Casa De Areia | Brazil | 2005 | Directed by Andrucha Waddington
Logline: The plight of a woman, and her feisty daughter, over the span of nearly sixty years, as she tries in vain to adapt to a life in a desolate landscape of shifting sand dunes.
This is a stunningly realised character study of mother and daughter, juxtaposed against a harsh, unforgiving, yet beautiful geography that reflects and absorbs the personalities of the lead characters; a meditative terra cosmos. It feels like it’s based on a richly-etched novel (echoes of Marquez), but is based on a story idea from director Waddington and Luiz Carlos Barreto, with the screenplay by Elena Soarez.
There’s both simplicity and complexity within the narrative and the way the director has cast that becomes apparent soon enough; his two lead actors, Fernanda Torres (also his wife) who plays Áurea, and Fernanda Montenegro (his mother-in-law), who plays Dona Maria, (daughter and mother respectively). However, Waddington then has Montenegro play Áurea when she’s middle-aged, and Torres then plays her young daughter Maria as an adult. Then Waddington has Montenegro play Áurea as an elderly woman and opposite herself as the middle-aged Maria. Confusing? Not so once you’re immersed in the movie’s hypnotic rhythms.

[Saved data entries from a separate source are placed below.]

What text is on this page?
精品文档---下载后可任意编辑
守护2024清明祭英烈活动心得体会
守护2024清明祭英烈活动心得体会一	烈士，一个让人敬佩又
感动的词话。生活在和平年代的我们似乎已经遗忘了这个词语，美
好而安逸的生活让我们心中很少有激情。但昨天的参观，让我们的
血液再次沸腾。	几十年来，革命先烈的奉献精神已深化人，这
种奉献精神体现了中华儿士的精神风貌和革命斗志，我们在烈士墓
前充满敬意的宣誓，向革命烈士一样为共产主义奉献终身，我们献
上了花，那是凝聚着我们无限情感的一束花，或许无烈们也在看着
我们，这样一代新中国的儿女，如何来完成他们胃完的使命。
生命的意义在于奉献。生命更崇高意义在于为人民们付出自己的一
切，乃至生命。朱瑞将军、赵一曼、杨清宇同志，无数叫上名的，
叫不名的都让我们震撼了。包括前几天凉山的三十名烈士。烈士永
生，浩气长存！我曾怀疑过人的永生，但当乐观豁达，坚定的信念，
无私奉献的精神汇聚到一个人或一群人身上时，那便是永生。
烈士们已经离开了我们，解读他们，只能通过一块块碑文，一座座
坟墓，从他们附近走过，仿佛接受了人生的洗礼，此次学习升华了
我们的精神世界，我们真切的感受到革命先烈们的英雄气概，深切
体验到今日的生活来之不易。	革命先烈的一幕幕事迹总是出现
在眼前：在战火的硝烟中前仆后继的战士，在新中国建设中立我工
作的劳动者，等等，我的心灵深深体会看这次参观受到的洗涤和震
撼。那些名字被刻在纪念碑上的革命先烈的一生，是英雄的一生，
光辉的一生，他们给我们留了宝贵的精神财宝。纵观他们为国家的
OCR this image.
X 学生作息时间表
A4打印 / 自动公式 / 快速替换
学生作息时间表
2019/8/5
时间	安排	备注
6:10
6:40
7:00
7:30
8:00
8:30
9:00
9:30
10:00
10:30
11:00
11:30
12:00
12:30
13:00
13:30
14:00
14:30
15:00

The story begins in 1910, and then moves to 1919, then 1942, and finally 1969. The territory is Maranhão, Brazil, a massive, sprawling ecosystem of huge sand dunes and lagoons that are constantly crawling and shifting. It’s a wilderness that overwhelms its characters, but never completely consumes all of them. Not a lot actually happens, but everything does. There is anguish, there is joy, there is frustration, there is hope.
Initially it is the madness of Vasco de Sá (Ruy Guerra) who has brought his pregnant wife Áurea and her aging mother from the city to Maranhão. He dies in an accident leaving the two women to fend for themselves. The striking son of a former slave, Massu (Seu Jorge), supports them with his goat herding skills. He and Áurea become involved, although she desires to leave the Godforsaken place and return to her urban roots. Chances come and go. She is destined to stay it seems.
The acting is first rate with real-life mother and daughter shining in their roles, but surly Seu Jorge is also excellent, even if he says very little. The cinematography is the real star, or perhaps it’s the landscape. It is a mesmerizing panaroma, captured gloriously in widescreen. The opening and closing images taken from the sky of the giant sand dunes stretching endlessly is like a magnificent surrealist painting, or even a photograph of a moon. The sound is terrifically evocative too, the wind rushing, the sand trickling, the human calls echoing across the expanse, while the extreme heat and cold of the desert makes a commanding presence.
House Of Sand is a sad tale, heartbreaking with a soft caress. Yet there is quiet happiness, scattered to the winds of time. A deep sensuality embraces the whole movie, at times it is raw and mischievous, other times it is innocent and playful. Waddington is a visionary director making a bold, evocative, but distinctly wistful statement of time and place seldom indulged in the all too cynical climate of modern cinema.